By J. K. Schmid, Special to the AFRO

The Howard County Historical Society hosted a lecture on a disappearing history of Black education, earlier this month.

“Lunch Date With History,” an ongoing lecture series at the Museum of Howard County History, hosted a talk with docent Mattie Hays about the story of Rosenwald Schools.

Numbering more than 5,000, Rosenwald Schools was a joint project between Booker T. Washington and Julius Rosenwald.

A reproduction of a Rosenwald school classroom. This space, restored as an Endangered Maryland site is now part of a museum experience in Capitol Heights, Maryland.

Rosenwald, the son of German-Jewish immigrants and clothier by trade, steadily rose from lead supplier, to an investor, to president and finally, chairman of Sears Roebuck in the first half of the 20th century. Simultaneously, Washington was rising to notoriety as a leader in the mission of Black education in the post-Reconstruction and solidifying Jim Crow Era.

Washington’s network of contacts, labor and intelligentsia, combined with Rosenwald’s vast wealth in a pilot program of six schools overseen by Washington’s Tuskegee Institute.

Both proponents of Washington’s theories on self help, Rosenwald insisted on matching funds from Black and White communities when the program expanded across the South.

Blacks raised $4.7 million to contribute. When cash was unavailable, the Rosenwald Fund would accept labor.

Rosenwald schools were most numerous in the former confederacy, however, Rosenwald schools came to Maryland too. They were established in the counties of Prince George’s, Anne Arundel, Wicomico, Montgomery and the aforementioned Howard.

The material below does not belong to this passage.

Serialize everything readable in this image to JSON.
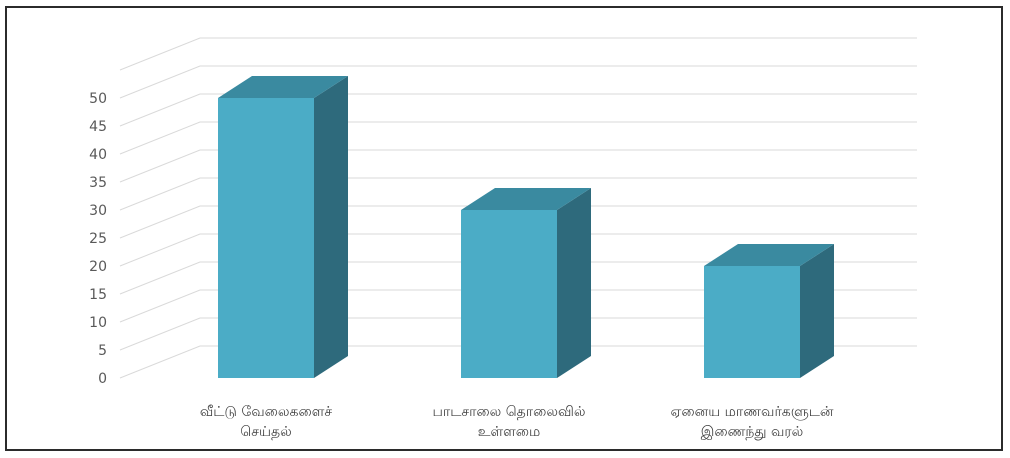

A 2011, Federal Reserve Bank of Chicago study found a significant relationship between the development of these schools and the rise in test scoring, literacy and the Northern migration of its students.

In the end, the Rosenwald Fund established schools in 15 states and almost 900 counties.

The end came with Brown v. Board of Education. With the Supreme Court’s unanimous opinion that public schools desegregate, and Brown II’s opinion that it be swift, these all-Black schools were abandoned. The overwhelming majority of those schools that were not outright demolished succumbed to neglect.

Even in their pinnacle, Rosenwald schools never achieved the funding or quality of its counterpart, White schools.

There is currently some effort to preserve the structures that remain as historical significant reminders of the value of education and investment in the Black community. The Highland Park School in Prince George’s County, a former Rosenwald structure, continues to operate as a Head Start Center.